The fact is, no matter how cheap a thing is, no matter how much of a bargain, it is in fact a waste of both money and precious closet space to buy things that deep down you know you will probably never wear. I thank our commenter Charles for putting that in my mind. I was very selective on my most recent thrifting excursion because of it. I even put back a Brooks Brothers brown Prince of Wales sport coat for $5.99( after I tried it on 20 times trying to convince myself to buy it.)
Here are some fun label shots of the stuff I passed up today:

A blue flannel blazer with horn buttons. Too small, not enough cloth to let out. Another advantage of thrift is that you can discreetly separate the lining and have a peak inside at the extra material. Don't tell on me.

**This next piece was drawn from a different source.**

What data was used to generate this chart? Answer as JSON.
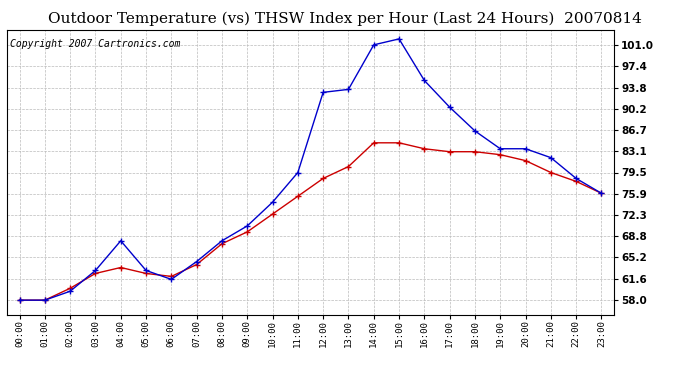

A white french cuff shirt. Too big in the neck.

A grey two button suit with a white and burgundy pinstripe. A good fit, but the jacket was a little too darted for my taste. Which brings up a good point: once upon a time, I would have bought this suit, and for years gotten fully dressed into it, shirt, tie, everything, before getting changed at the last minute before leaving the house and winding up in a hurry or late to whatever it was that I had to put on a suit for in the first place. Hardly worth $14.99 in the long run....and there's no way the guy on that label drives a van, either.

Navy pinstripe 3/2 sack suit from the Coop (i.e. Harvard Co-Operative Society) back when they were something more than a glorified souvenir store for the parents of the incoming freshman class. Alas, made to fit a man much larger than myself.

Like I've said before, it's all about developing an eye for things, which also means knowing what not to buy, no matter how nice it may be.

p.s. R.I.P. local store brand stuff and funny little unknown labels (Trotters Club!?! New England Gentleman!?!) Some of my best stuff has been from the likes of theses 'No Name' names.

3 comments:

Laguna Beach Trad said...

Nice to see the Van Driver label.

Charles said...

Gus, This is something I wrote in the first couple of weeks of my blog, before I ran out of ideas:

http://www.longsufferingtrad.com/?p=12

It is very silly and I don't think anyone ever read it, but maybe you will read it now?

Giuseppe said...

I read it the, Longwing, and I laughed. I've been reading you and all the others all along. One of the reasons I jumped in myself is that I find all this silliness helpful in honing my own shopping skills. Believe me , I'm well over having a house full of garbage. Now that I have a toddler and one on the way, I've got the mess and garbage factory all sewn up and it's time for me to get organized.